NVIDIA / spark-rapids

Spark RAPIDS plugin - accelerate Apache Spark with GPUs
https://nvidia.github.io/spark-rapids
Apache License 2.0
822 stars 235 forks source link

[BUG] [Spark 4] Invalid results from Casting timestamps to integral types #11555

Open mythrocks opened 1 month ago

mythrocks commented 1 month ago

Description With ANSI off, when a TIMESTAMP column is cast to BYTE, the output from the spark-rapids plugin differs from that of Apache Spark 4.

Repro Consider the following single-row dataframe containing a single timestamp. When read back through the plugin on Spark 4, we would expect a null row:

sql(" select timestamp('4106-11-27 08:07:45.336457') as t").write.mode("overwrite").parquet("/tmp/myth/repro")

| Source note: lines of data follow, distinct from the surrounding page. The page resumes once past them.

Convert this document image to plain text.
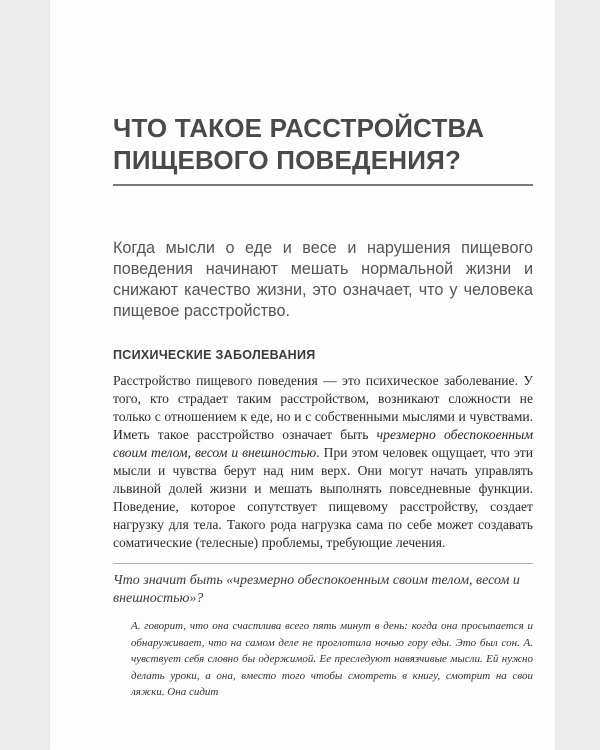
ЧТО ТАКОЕ РАССТРОЙСТВА
ПИЩЕВОГО ПОВЕДЕНИЯ?

Когда мысли о еде и весе и нарушения пищевого поведения начинают мешать нормальной жизни и снижают качество жизни, это означает, что у человека пищевое расстройство.

ПСИХИЧЕСКИЕ ЗАБОЛЕВАНИЯ

Расстройство пищевого поведения — это психическое заболевание. У того, кто страдает таким расстройством, возникают сложности не только с отношением к еде, но и с собственными мыслями и чувствами. Иметь такое расстройство означает быть чрезмерно обеспокоенным своим телом, весом и внешностью. При этом человек ощущает, что эти мысли и чувства берут над ним верх. Они могут начать управлять львиной долей жизни и мешать выполнять повседневные функции. Поведение, которое сопутствует пищевому расстройству, создает нагрузку для тела. Такого рода нагрузка сама по себе может создавать соматические (телесные) проблемы, требующие лечения.

Что значит быть «чрезмерно обеспокоенным своим телом, весом и внешностью»?

А. говорит, что она счастлива всего пять минут в день: когда она просыпается и обнаруживает, что на самом деле не проглотила ночью гору еды. Это был сон. А. чувствует себя словно бы одержимой. Ее преследуют навязчивые мысли. Ей нужно делать уроки, а она, вместо того чтобы смотреть в книгу, смотрит на свои ляжки. Она сидит
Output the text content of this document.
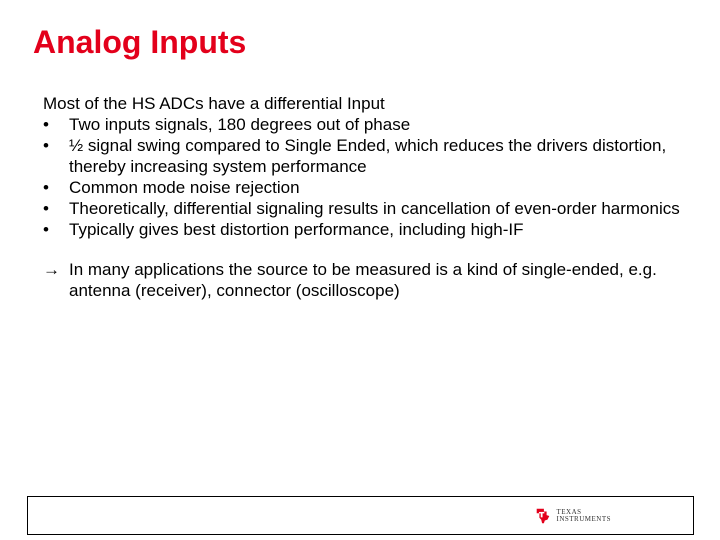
Analog Inputs

Most of the HS ADCs have a differential Input

• Two inputs signals, 180 degrees out of phase
• ½ signal swing compared to Single Ended, which reduces the drivers distortion, thereby increasing system performance
• Common mode noise rejection
• Theoretically, differential signaling results in cancellation of even-order harmonics
• Typically gives best distortion performance, including high-IF
→ In many applications the source to be measured is a kind of single-ended, e.g. antenna (receiver), connector (oscilloscope)
TEXAS
INSTRUMENTS
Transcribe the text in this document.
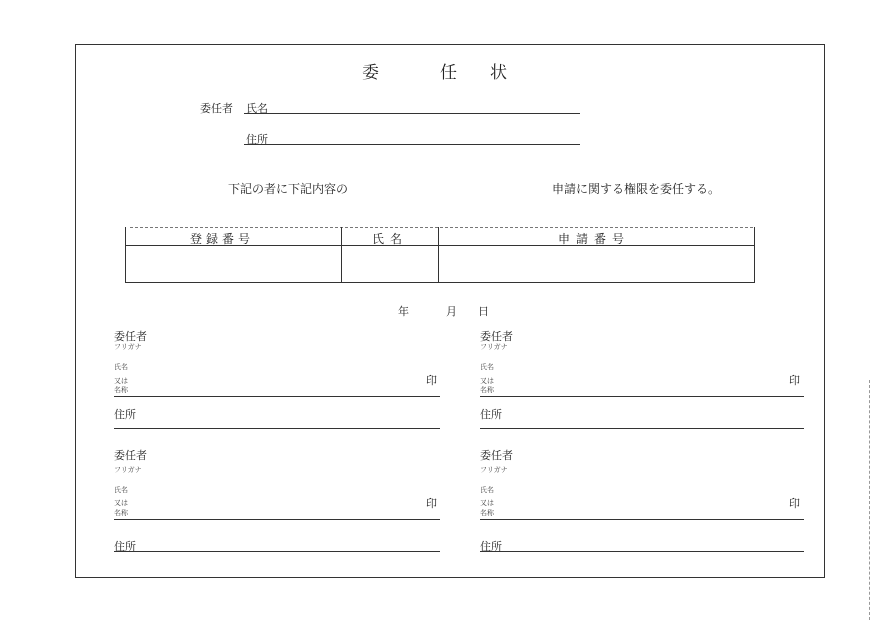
委	任 状
委任者 氏名
住所
下記の者に下記内容の	申請に関する権限を委任する。
登録番号	氏名	申請番号
年	月 日
委任者
フリガナ
氏名
又は
名称
印
住所
委任者
フリガナ
氏名
又は
名称
印
住所
委任者
フリガナ
氏名
又は
名称
印
住所
委任者
フリガナ
氏名
又は
名称
印
住所
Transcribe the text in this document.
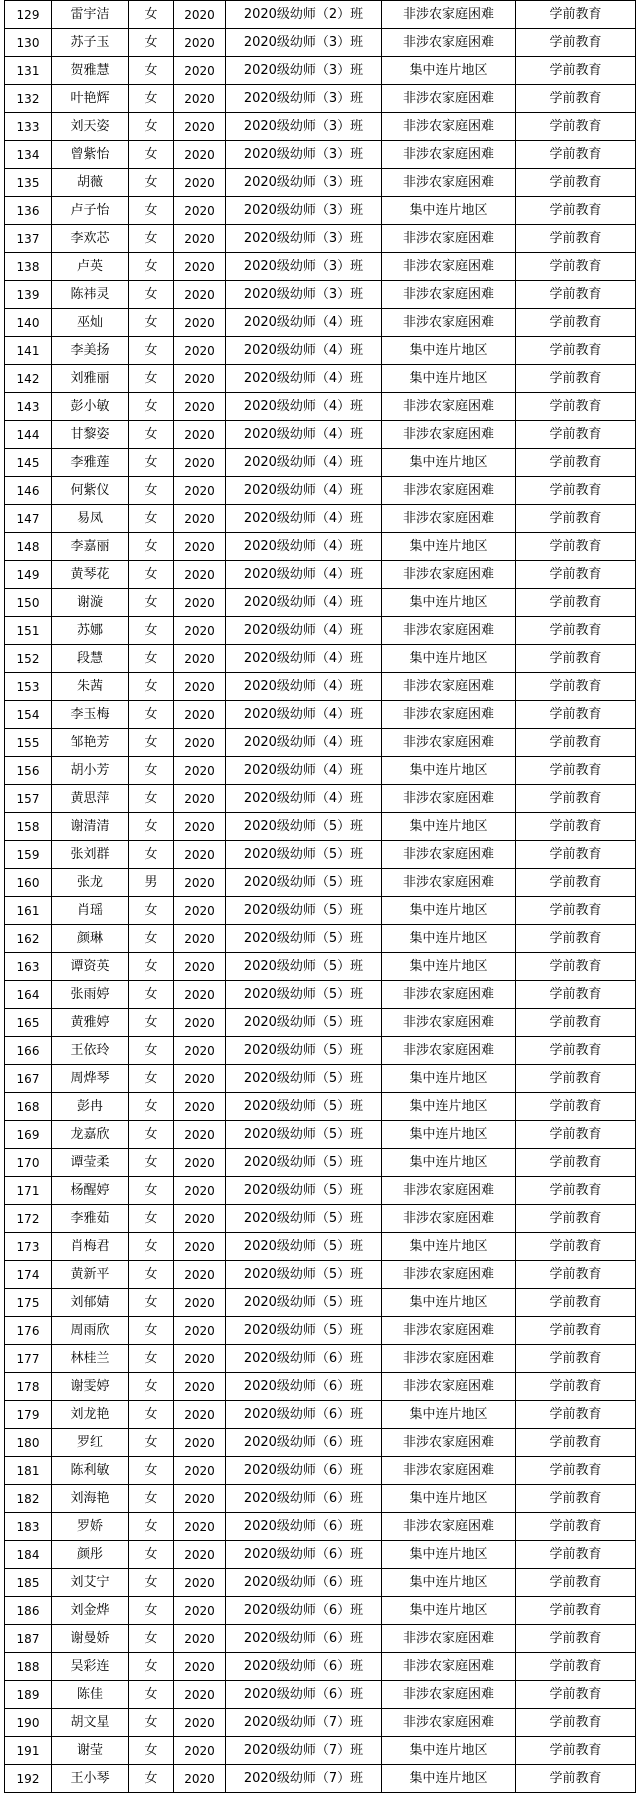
129	雷宇洁	女	2020	2020级幼师（2）班	非涉农家庭困难	学前教育
130	苏子玉	女	2020	2020级幼师（3）班	非涉农家庭困难	学前教育
131	贺雅慧	女	2020	2020级幼师（3）班	集中连片地区	学前教育
132	叶艳辉	女	2020	2020级幼师（3）班	非涉农家庭困难	学前教育
133	刘天姿	女	2020	2020级幼师（3）班	非涉农家庭困难	学前教育
134	曾紫怡	女	2020	2020级幼师（3）班	非涉农家庭困难	学前教育
135	胡薇	女	2020	2020级幼师（3）班	非涉农家庭困难	学前教育
136	卢子怡	女	2020	2020级幼师（3）班	集中连片地区	学前教育
137	李欢芯	女	2020	2020级幼师（3）班	非涉农家庭困难	学前教育
138	卢英	女	2020	2020级幼师（3）班	非涉农家庭困难	学前教育
139	陈祎灵	女	2020	2020级幼师（3）班	非涉农家庭困难	学前教育
140	巫灿	女	2020	2020级幼师（4）班	非涉农家庭困难	学前教育
141	李美扬	女	2020	2020级幼师（4）班	集中连片地区	学前教育
142	刘雅丽	女	2020	2020级幼师（4）班	集中连片地区	学前教育
143	彭小敏	女	2020	2020级幼师（4）班	非涉农家庭困难	学前教育
144	甘黎姿	女	2020	2020级幼师（4）班	非涉农家庭困难	学前教育
145	李雅莲	女	2020	2020级幼师（4）班	集中连片地区	学前教育
146	何紫仪	女	2020	2020级幼师（4）班	非涉农家庭困难	学前教育
147	易凤	女	2020	2020级幼师（4）班	非涉农家庭困难	学前教育
148	李嘉丽	女	2020	2020级幼师（4）班	集中连片地区	学前教育
149	黄琴花	女	2020	2020级幼师（4）班	非涉农家庭困难	学前教育
150	谢漩	女	2020	2020级幼师（4）班	集中连片地区	学前教育
151	苏娜	女	2020	2020级幼师（4）班	非涉农家庭困难	学前教育
152	段慧	女	2020	2020级幼师（4）班	集中连片地区	学前教育
153	朱茜	女	2020	2020级幼师（4）班	非涉农家庭困难	学前教育
154	李玉梅	女	2020	2020级幼师（4）班	非涉农家庭困难	学前教育
155	邹艳芳	女	2020	2020级幼师（4）班	非涉农家庭困难	学前教育
156	胡小芳	女	2020	2020级幼师（4）班	集中连片地区	学前教育
157	黄思萍	女	2020	2020级幼师（4）班	非涉农家庭困难	学前教育
158	谢清清	女	2020	2020级幼师（5）班	集中连片地区	学前教育
159	张刘群	女	2020	2020级幼师（5）班	非涉农家庭困难	学前教育
160	张龙	男	2020	2020级幼师（5）班	非涉农家庭困难	学前教育
161	肖瑶	女	2020	2020级幼师（5）班	集中连片地区	学前教育
162	颜琳	女	2020	2020级幼师（5）班	集中连片地区	学前教育
163	谭资英	女	2020	2020级幼师（5）班	集中连片地区	学前教育
164	张雨婷	女	2020	2020级幼师（5）班	非涉农家庭困难	学前教育
165	黄雅婷	女	2020	2020级幼师（5）班	非涉农家庭困难	学前教育
166	王依玲	女	2020	2020级幼师（5）班	非涉农家庭困难	学前教育
167	周烨琴	女	2020	2020级幼师（5）班	集中连片地区	学前教育
168	彭冉	女	2020	2020级幼师（5）班	集中连片地区	学前教育
169	龙嘉欣	女	2020	2020级幼师（5）班	集中连片地区	学前教育
170	谭莹柔	女	2020	2020级幼师（5）班	集中连片地区	学前教育
171	杨醒婷	女	2020	2020级幼师（5）班	非涉农家庭困难	学前教育
172	李雅茹	女	2020	2020级幼师（5）班	非涉农家庭困难	学前教育
173	肖梅君	女	2020	2020级幼师（5）班	集中连片地区	学前教育
174	黄新平	女	2020	2020级幼师（5）班	非涉农家庭困难	学前教育
175	刘郁婧	女	2020	2020级幼师（5）班	集中连片地区	学前教育
176	周雨欣	女	2020	2020级幼师（5）班	非涉农家庭困难	学前教育
177	林桂兰	女	2020	2020级幼师（6）班	非涉农家庭困难	学前教育
178	谢雯婷	女	2020	2020级幼师（6）班	非涉农家庭困难	学前教育
179	刘龙艳	女	2020	2020级幼师（6）班	集中连片地区	学前教育
180	罗红	女	2020	2020级幼师（6）班	非涉农家庭困难	学前教育
181	陈利敏	女	2020	2020级幼师（6）班	非涉农家庭困难	学前教育
182	刘海艳	女	2020	2020级幼师（6）班	集中连片地区	学前教育
183	罗娇	女	2020	2020级幼师（6）班	非涉农家庭困难	学前教育
184	颜彤	女	2020	2020级幼师（6）班	集中连片地区	学前教育
185	刘艾宁	女	2020	2020级幼师（6）班	集中连片地区	学前教育
186	刘金烨	女	2020	2020级幼师（6）班	集中连片地区	学前教育
187	谢曼娇	女	2020	2020级幼师（6）班	非涉农家庭困难	学前教育
188	吴彩连	女	2020	2020级幼师（6）班	非涉农家庭困难	学前教育
189	陈佳	女	2020	2020级幼师（6）班	非涉农家庭困难	学前教育
190	胡文星	女	2020	2020级幼师（7）班	非涉农家庭困难	学前教育
191	谢莹	女	2020	2020级幼师（7）班	集中连片地区	学前教育
192	王小琴	女	2020	2020级幼师（7）班	集中连片地区	学前教育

spark.conf.set("spark.sql.ansi.enabled", false)

spark.read.parquet("/tmp/myth/repro").selectExpr("CAST(t AS BYTE)").show

On Apache Spark 4, this results in a null row:

+----+
|   t|
+----+
|NULL|
+----+

With the RAPIDS plugin, the result is non-null:

+---+
|  t|
+---+
| 81|
+---+

Expected behaviour Note that the plugin's result matches the result from Spark 3.x. Spark 4's behaviour seems to be a departure from Spark 3.x. Ideally, the plugin's behaviour would match that of the Spark version with which it's running.